Gina Lofquist, senior director of Teacher Education at AMS, said García Blanco understood what Montessori can do for Puerto Rico and she created a model for developing leaders through the New School Institute.
"They are looking at Puerto Rico's public policy as one to follow, to see if it can be replicated in U.S. districts," García Blanco said.
García Blanco said that, in Puerto Rico, the New School Institute, advising Montessori schools, has found that "communities have 90 percent of the answers to the most difficult questions we are asking ourselves”.
The Puerto Rican educator affirmed that "the integration of families into our schools has led to the creation of a group that moves as a collectivity," both in the school operation and in claims to the Education Department.
García Blanco said that the success of Montessori education is in achieving peaceful environments which encourages "human beings committed to the common good.”
There are more than 500 Montessori public schools in the United States. In Puerto Rico, there are 45 schools related to the public education system.
In proportional geographic terms, no jurisdiction in the U.S. compares to Puerto Rico, Purnell said. "It's one of the most remarkable things," added Purnell, whose organization has 16,000 members in 70 countries.
Purnell highlighted the advance of the Montessori system in cities like Cincinnati (Ohio), Sacramento (California) and areas of North Carolina.
Along with García Blanco, several New School Institute educators participated in the conference and offered workshops.

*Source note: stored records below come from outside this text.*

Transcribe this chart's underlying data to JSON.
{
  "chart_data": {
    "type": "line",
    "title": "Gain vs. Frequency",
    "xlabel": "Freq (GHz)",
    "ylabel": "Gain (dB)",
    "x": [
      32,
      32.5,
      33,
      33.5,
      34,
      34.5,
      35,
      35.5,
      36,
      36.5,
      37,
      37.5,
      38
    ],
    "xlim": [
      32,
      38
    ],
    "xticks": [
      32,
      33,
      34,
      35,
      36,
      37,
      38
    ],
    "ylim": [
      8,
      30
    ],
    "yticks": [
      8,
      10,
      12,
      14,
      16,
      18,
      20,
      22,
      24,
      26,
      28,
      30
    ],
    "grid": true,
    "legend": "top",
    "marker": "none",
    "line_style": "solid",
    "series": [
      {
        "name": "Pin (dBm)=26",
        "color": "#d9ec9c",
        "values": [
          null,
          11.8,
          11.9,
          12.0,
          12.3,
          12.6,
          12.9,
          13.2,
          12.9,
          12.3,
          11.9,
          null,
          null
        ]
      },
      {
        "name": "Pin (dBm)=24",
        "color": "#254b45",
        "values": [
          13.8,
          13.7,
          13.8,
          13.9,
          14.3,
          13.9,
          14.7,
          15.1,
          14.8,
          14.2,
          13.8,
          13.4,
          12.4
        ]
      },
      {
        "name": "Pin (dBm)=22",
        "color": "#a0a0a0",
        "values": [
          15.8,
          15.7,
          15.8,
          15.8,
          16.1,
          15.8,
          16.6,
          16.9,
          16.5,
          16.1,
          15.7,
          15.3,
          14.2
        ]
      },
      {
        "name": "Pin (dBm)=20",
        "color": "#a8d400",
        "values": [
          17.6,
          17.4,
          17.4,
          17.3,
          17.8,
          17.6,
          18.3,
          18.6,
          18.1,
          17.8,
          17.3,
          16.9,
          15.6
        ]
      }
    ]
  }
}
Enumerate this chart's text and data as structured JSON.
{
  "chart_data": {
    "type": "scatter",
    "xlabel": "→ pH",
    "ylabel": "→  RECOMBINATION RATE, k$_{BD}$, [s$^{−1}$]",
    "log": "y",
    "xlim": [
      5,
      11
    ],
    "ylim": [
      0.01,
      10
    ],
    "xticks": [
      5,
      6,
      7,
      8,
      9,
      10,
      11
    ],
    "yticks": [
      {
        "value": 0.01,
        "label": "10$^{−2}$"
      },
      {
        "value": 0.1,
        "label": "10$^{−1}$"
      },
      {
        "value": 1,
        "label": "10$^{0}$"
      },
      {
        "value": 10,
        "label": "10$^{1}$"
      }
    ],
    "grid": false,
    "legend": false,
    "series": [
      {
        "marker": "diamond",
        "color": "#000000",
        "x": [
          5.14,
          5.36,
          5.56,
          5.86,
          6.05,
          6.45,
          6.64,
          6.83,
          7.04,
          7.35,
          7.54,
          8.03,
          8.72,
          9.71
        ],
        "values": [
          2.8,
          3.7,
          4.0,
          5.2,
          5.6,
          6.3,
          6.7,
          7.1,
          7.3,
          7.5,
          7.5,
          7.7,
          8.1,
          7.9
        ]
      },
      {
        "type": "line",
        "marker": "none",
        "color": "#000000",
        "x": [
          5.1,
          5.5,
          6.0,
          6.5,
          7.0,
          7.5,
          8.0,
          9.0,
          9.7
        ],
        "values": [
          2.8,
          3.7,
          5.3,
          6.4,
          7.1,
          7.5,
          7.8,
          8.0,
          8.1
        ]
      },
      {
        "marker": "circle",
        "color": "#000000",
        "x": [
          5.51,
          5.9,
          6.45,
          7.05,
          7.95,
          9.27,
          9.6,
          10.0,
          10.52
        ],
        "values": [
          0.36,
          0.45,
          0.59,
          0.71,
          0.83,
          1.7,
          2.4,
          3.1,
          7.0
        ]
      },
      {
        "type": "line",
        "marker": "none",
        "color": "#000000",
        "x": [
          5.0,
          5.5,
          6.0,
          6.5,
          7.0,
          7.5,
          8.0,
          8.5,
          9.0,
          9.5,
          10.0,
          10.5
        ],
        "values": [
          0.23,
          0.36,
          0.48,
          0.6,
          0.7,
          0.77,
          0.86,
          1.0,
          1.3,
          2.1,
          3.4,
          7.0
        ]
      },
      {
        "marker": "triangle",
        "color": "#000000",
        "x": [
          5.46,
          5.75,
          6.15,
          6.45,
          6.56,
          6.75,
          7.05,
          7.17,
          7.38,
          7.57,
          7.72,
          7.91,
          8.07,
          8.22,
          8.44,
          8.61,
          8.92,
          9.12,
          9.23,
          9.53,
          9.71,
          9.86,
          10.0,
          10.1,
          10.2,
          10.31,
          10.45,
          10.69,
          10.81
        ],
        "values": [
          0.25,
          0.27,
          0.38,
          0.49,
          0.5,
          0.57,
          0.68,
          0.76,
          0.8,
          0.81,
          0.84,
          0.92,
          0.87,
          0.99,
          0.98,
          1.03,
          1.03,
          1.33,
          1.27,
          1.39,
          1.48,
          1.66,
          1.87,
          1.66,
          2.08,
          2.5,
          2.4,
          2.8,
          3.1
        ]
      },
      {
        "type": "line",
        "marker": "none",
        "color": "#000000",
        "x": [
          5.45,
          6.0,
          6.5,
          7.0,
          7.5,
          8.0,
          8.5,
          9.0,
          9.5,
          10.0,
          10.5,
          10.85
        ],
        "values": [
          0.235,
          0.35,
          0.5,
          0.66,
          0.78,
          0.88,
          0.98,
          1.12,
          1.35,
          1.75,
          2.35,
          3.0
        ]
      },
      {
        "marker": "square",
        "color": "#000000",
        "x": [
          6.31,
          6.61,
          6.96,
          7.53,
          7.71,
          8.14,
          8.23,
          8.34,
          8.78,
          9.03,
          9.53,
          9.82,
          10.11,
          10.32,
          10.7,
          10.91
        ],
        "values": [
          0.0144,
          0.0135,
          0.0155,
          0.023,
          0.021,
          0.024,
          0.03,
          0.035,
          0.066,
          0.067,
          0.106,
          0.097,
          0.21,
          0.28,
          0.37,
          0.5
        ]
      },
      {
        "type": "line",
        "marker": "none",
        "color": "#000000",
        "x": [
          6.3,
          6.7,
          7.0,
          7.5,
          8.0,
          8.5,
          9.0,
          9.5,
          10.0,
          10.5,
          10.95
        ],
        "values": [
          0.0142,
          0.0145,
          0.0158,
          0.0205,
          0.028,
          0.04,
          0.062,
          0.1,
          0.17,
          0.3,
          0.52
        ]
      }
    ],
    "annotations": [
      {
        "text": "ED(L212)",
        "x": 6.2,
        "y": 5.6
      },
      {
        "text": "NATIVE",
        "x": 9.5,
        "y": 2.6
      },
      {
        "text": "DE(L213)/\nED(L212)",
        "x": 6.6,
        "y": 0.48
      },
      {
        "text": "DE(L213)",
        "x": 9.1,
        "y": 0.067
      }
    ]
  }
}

For example, Annabel Martínez, academic director, and Jennyffer Toro, administrator, gave the workshop "A new training center for a new school".
Meanwhile, Martínez and Claribel Cora offered a workshop on children's literatura: "Educating readers for life". Regina Silva, Montessori Workshop 2 guide and New School Institute academic coordinator, was in charge of the seminar "Cultivating Community Work and Kindness in Elementary Environments".